Treasury officials said that production of the presidential commemorative coins will continue, but only if they are ordered by coin collectors, who now will be forced to pay for the coin’s production and shipping. The mint will continue producing other commemorative coins that honor the first ladies, the American buffalo and the 50 states, among others.
Suspending production of the presidential coins also will affect the jobs of 26 mint employees, but Treasury officials said those workers would likely be reassigned to other projects.
At Tuesday’s meeting, the Justice Department also announced the recovery of more than $5.6 billion in fraud committed against the government in fiscal 2011 — the most ever recovered in a single year.
Almost $3.4 billion of the funds came in civil fraud recoveries, with more than $2.2 billion tied to criminal fraud, according to Deputy Attorney General James Cole, who vowed that DOJ “will aggressively investigate and hold accountable those that attempt to defraud the American taxpayer.”
Fraud recoveries are up considerably in recent years, Cole said, jumping by 167 percent since 2008. Justice has recovered $15 billion in total fraud since 2009, of which $8.4 billion was tied to health-care fraud. The money is returned to state governments, Medicare and Medicaid, to the Treasury for deficit reduction and to whistleblowers who initially flagged the fraud.

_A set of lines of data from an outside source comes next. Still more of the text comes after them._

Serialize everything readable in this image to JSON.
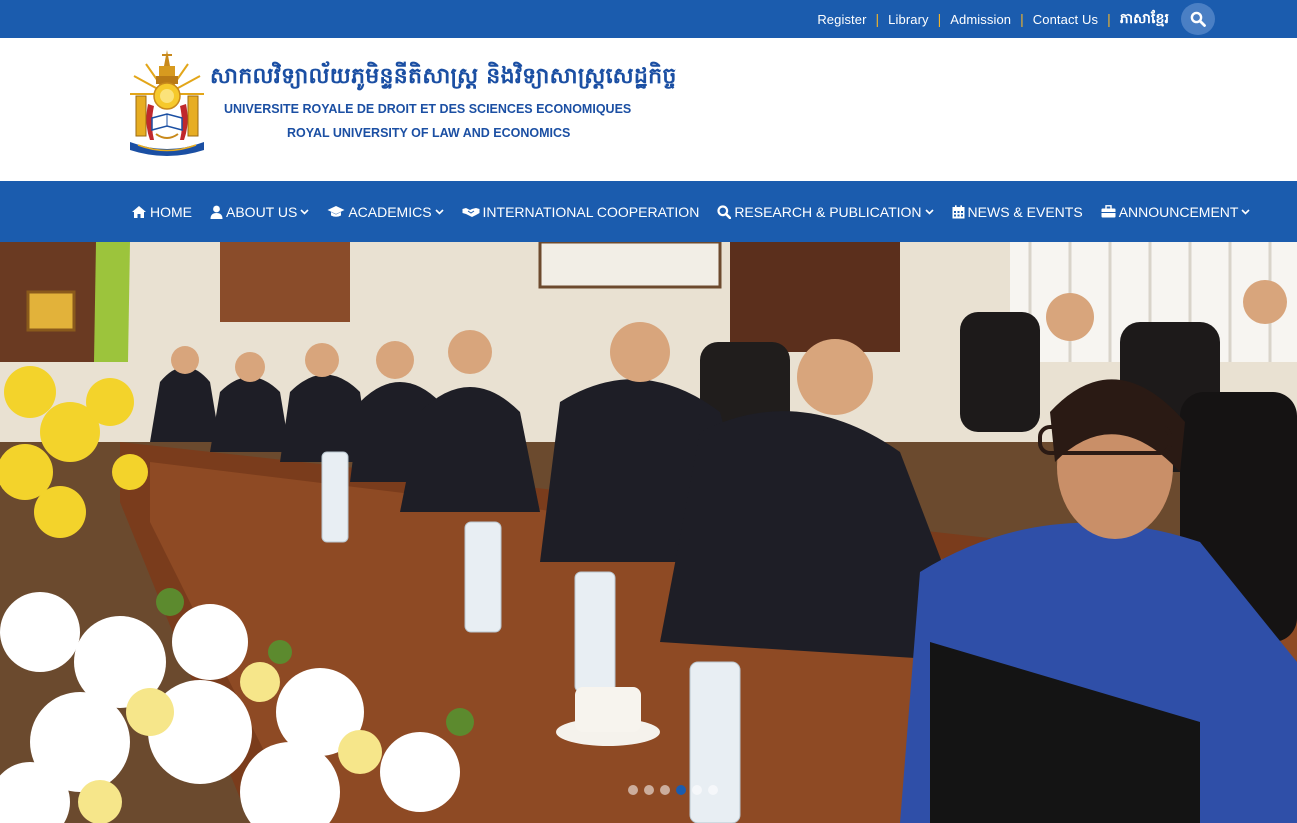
{
  "topbar": {
    "links": [
      "Register",
      "Library",
      "Admission",
      "Contact Us"
    ],
    "language": "ភាសាខ្មែរ",
    "search_icon": "search-icon"
  },
  "header": {
    "khmer_name": "សាកលវិទ្យាល័យភូមិន្ទនីតិសាស្ត្រ និងវិទ្យាសាស្ត្រសេដ្ឋកិច្ច",
    "french_name": "UNIVERSITE ROYALE DE DROIT ET DES SCIENCES ECONOMIQUES",
    "english_name": "ROYAL UNIVERSITY OF LAW AND ECONOMICS"
  },
  "nav": {
    "items": [
      {
        "label": "HOME",
        "icon": "home-icon",
        "dropdown": false
      },
      {
        "label": "ABOUT US",
        "icon": "user-icon",
        "dropdown": true
      },
      {
        "label": "ACADEMICS",
        "icon": "graduation-cap-icon",
        "dropdown": true
      },
      {
        "label": "INTERNATIONAL COOPERATION",
        "icon": "handshake-icon",
        "dropdown": false
      },
      {
        "label": "RESEARCH & PUBLICATION",
        "icon": "search-icon",
        "dropdown": true
      },
      {
        "label": "NEWS & EVENTS",
        "icon": "calendar-icon",
        "dropdown": false
      },
      {
        "label": "ANNOUNCEMENT",
        "icon": "briefcase-icon",
        "dropdown": true
      }
    ]
  },
  "slider": {
    "slide_count": 6,
    "active_index": 3
  },
  "colors": {
    "brand_blue": "#1b5cae",
    "separator_gold": "#f0b32a",
    "logo_text_blue": "#1b4fa3"
  }
}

The Department of Health and Human Services also announced plans Tuesday to push insurance companies to withhold payments on suspicious claims by patients who “doctor shop,” or use multiple doctors to obtain prescriptions for painkillers and narcotics including OxyContin and Percocet that can easily be abused or resold illegally.

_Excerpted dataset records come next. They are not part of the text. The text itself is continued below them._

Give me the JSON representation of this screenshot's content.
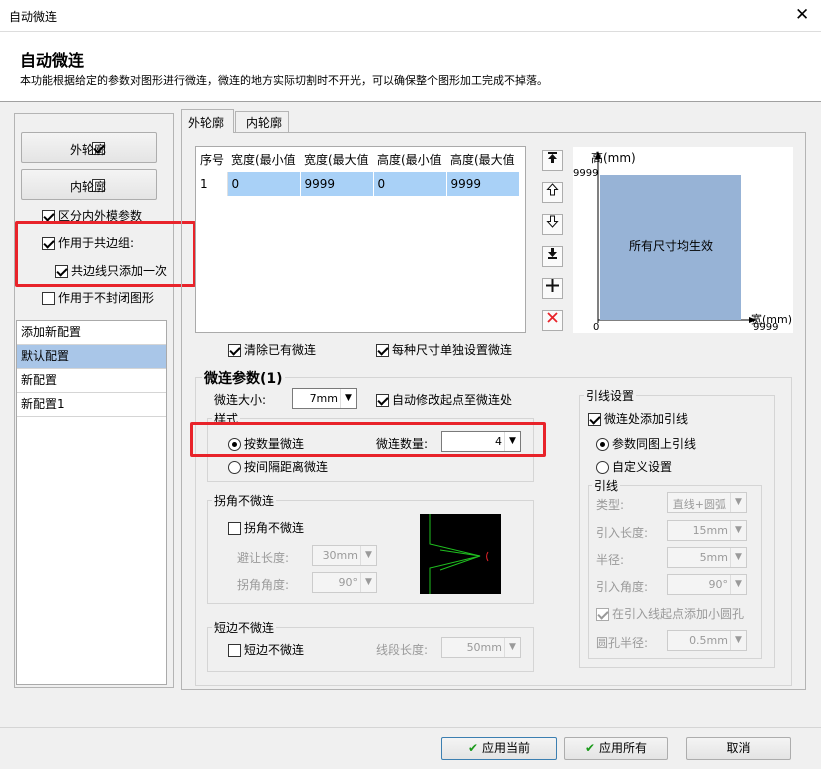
{
  "window": {
    "title": "自动微连",
    "close": "✕"
  },
  "header": {
    "title": "自动微连",
    "description": "本功能根据给定的参数对图形进行微连，微连的地方实际切割时不开光，可以确保整个图形加工完成不掉落。"
  },
  "left": {
    "outer_btn": "外轮廓",
    "inner_btn": "内轮廓",
    "chk_distinguish": "区分内外模参数",
    "chk_shared": "作用于共边组:",
    "chk_shared_once": "共边线只添加一次",
    "chk_unclosed": "作用于不封闭图形",
    "configs": [
      "添加新配置",
      "默认配置",
      "新配置",
      "新配置1"
    ]
  },
  "tabs": [
    "外轮廓",
    "内轮廓"
  ],
  "table": {
    "headers": [
      "序号",
      "宽度(最小值",
      "宽度(最大值",
      "高度(最小值",
      "高度(最大值"
    ],
    "rows": [
      [
        "1",
        "0",
        "9999",
        "0",
        "9999"
      ]
    ]
  },
  "preview": {
    "y_label": "高(mm)",
    "y_max": "9999",
    "x_label": "宽(mm)",
    "x_max": "9999",
    "origin": "0",
    "center": "所有尺寸均生效"
  },
  "opts": {
    "clear": "清除已有微连",
    "per_size": "每种尺寸单独设置微连"
  },
  "params": {
    "title": "微连参数(1)",
    "size_label": "微连大小:",
    "size_value": "7mm",
    "auto_modify": "自动修改起点至微连处",
    "style_label": "样式",
    "by_count": "按数量微连",
    "count_label": "微连数量:",
    "count_value": "4",
    "by_distance": "按间隔距离微连",
    "corner_group": "拐角不微连",
    "corner_chk": "拐角不微连",
    "avoid_len_label": "避让长度:",
    "avoid_len_value": "30mm",
    "corner_angle_label": "拐角角度:",
    "corner_angle_value": "90°",
    "short_group": "短边不微连",
    "short_chk": "短边不微连",
    "seg_len_label": "线段长度:",
    "seg_len_value": "50mm"
  },
  "lead": {
    "group": "引线设置",
    "add_lead": "微连处添加引线",
    "same_as_fig": "参数同图上引线",
    "custom": "自定义设置",
    "sub_group": "引线",
    "type_label": "类型:",
    "type_value": "直线+圆弧",
    "len_label": "引入长度:",
    "len_value": "15mm",
    "radius_label": "半径:",
    "radius_value": "5mm",
    "angle_label": "引入角度:",
    "angle_value": "90°",
    "hole_chk": "在引入线起点添加小圆孔",
    "hole_r_label": "圆孔半径:",
    "hole_r_value": "0.5mm"
  },
  "footer": {
    "apply_current": "应用当前",
    "apply_all": "应用所有",
    "cancel": "取消"
  },
  "colors": {
    "accent": "#e8232a",
    "selection": "#a9c6e8",
    "preview_fill": "#97b3d6"
  }
}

The misuse of prescription drugs results in about 475,000 emergency room visits annually, HHS Secretary Kathleen Sebelius said Tuesday.
A Government Accountability Office report released in October found that about 170,000 Medicare beneficiaries were receiving prescriptions for painkillers from five or more doctors at a cost of about $148 million paid by Medicare. In 2008, GAO said one beneficiary was able to obtain prescriptions for a total of 3,655 oxycodone pills from 58 different prescribers.